Reading values missing "E" character for exponentials
Hello,
I am using FISPACT and noticed that the extract_boundaries_and_values function in gammaspectrum.py for output treatment has issues treating outputs with missing "E" character for exponential format.
gammaspectrum.txt
I added a "patch" from my Python experience wich is not optimal of course.
I hope this is the correct way of contributing. If this is not welcomed, please notify me. If this is welcomed but clearly not optimal, I'll be happy to know a better method.
Best regards
Hi, thanks for finding this issue.
Looking at the code that could indeed be the case, although I have not seen a test case showing this yet. Could you perhaps share the file that is causing the issue, so I could add it as a test case? If the spectrum is sensitive then perhaps you can mutate the numbers but preserve the failing format.
From your attachment, I assume you're proposing the following fix.
import re
from pypact.output.tags import GAMMA_SPECTRUM_SUB_HEADER
from pypact.util.decorators import freeze_it
from pypact.util.jsonserializable import JSONSerializable
FLOAT_NUMBER = r"[0-9]+(?:\.(?:[0-9]+))?(?:e?(?:[-+]?[0-9]+)?)?"
GAMMA_SPECTRUM_LINE = \
r"[^(]*\(\s*(?P<lb>{FN})\s*-\s*(?P<ub>{FN})\s*MeV\)\s*(?P<value>{FN})\D*(?P<vr>{FN}).*".format(
FN=FLOAT_NUMBER,
)
GAMMA_SPECTRUM_LINE_MATCHER = re.compile(GAMMA_SPECTRUM_LINE, re.IGNORECASE)
@freeze_it
class GammaSpectrum(JSONSerializable):
"""
The gamma spectrum type from the output
"""
def __init__(self):
self.boundaries = [] # TODO dvp: should be numpy arrays (or even better xarrays)
self.values = []
self.volumetric_rates = []
def fispact_deserialize(self, file_record, interval):
self.__init__()
lines = file_record[interval]
def extract_boundaries_and_values(_lines):
header_found = False
for line in _lines:
if not header_found:
if GAMMA_SPECTRUM_SUB_HEADER in line:
header_found = True
if header_found:
if line.strip() == "":
return
match = GAMMA_SPECTRUM_LINE_MATCHER.match(line)

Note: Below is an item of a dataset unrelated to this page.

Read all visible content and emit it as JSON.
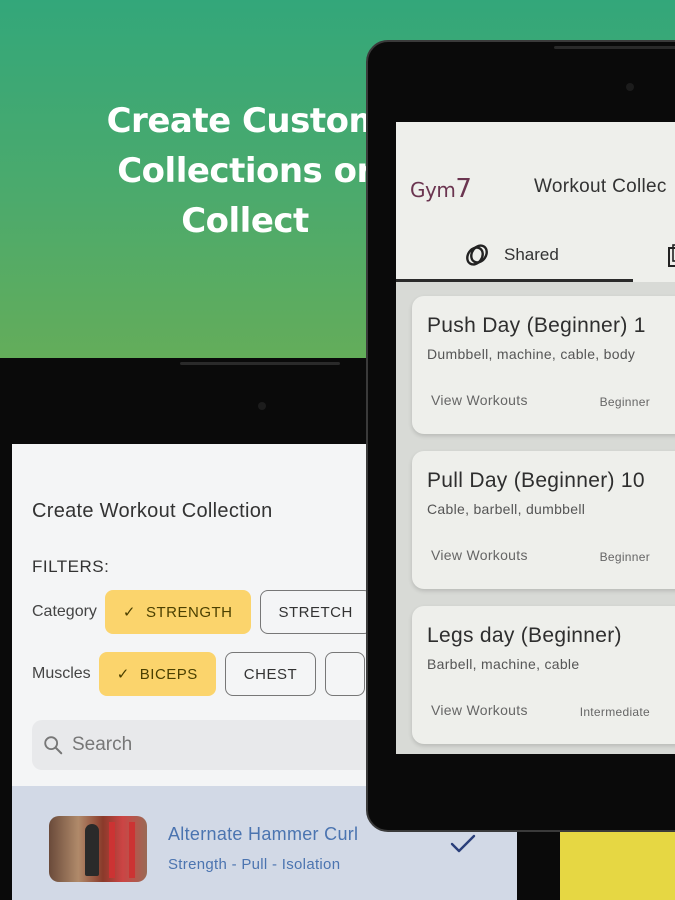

lower_boundary = float(match.group("lb"))
upper_boundary = float(match.group("ub"))
value_str = match.group("value")
if "E" not in value_str :
splitted_value_str = value_str.split("-")
splitted_value_str = [splitted_value_str[0], "E-", splitted_value_str[1]]
value_str = "".join(splitted_value_str)
value = float(value_str)
volumetric_rate_str = match.group("vr")
if "E" not in volumetric_rate_str :
splitted_volumetric_rate_str = volumetric_rate_str.split("-")
splitted_volumetric_rate_str = [splitted_volumetric_rate_str[0], "E-", splitted_volumetric_rate_str[1]]
volumetric_rate_str = "".join(splitted_volumetric_rate_str)
volumetric_rate = float(volumetric_rate_str)
yield lower_boundary, upper_boundary, value, volumetric_rate
boundaries = []
values = []
volumetric_rates = []
for lb, ub, v, vr in extract_boundaries_and_values(lines):
if not boundaries:
boundaries.append(lb)
boundaries.append(ub)
values.append(v)
volumetric_rates.append(vr)
if values:
self.boundaries = boundaries
self.values = values
self.volumetric_rates = volumetric_rates
This could work, but I am now thinking we should probably use the utility function to handle this: https://github.com/fispact/pypact/blob/master/pypact/util/numerical.py#L12
There are some tests already to try and cover this case - is your failing float an example of one of these tests? https://github.com/fispact/pypact/blob/master/tests/util/numericaltest.py
Hi,
Thanks for aswering.
I'd rather not send you my files because I don't know in what extent I am allowed to share anything, even with artificial data.
The number format with causes this issue is indeed in fortrant float style "-2.34321-308" (which I didn't know it existed until now).
Using the utility function is clearly a better option since mine would cause issues with negative values in fortran format. I successfully tested it in my case replacing the float() functions by get_float() from numerical.py.
Thanks
PS : Replacing the float() functions in gammaspectrum.py.
Going to reopen this to fix as suggested.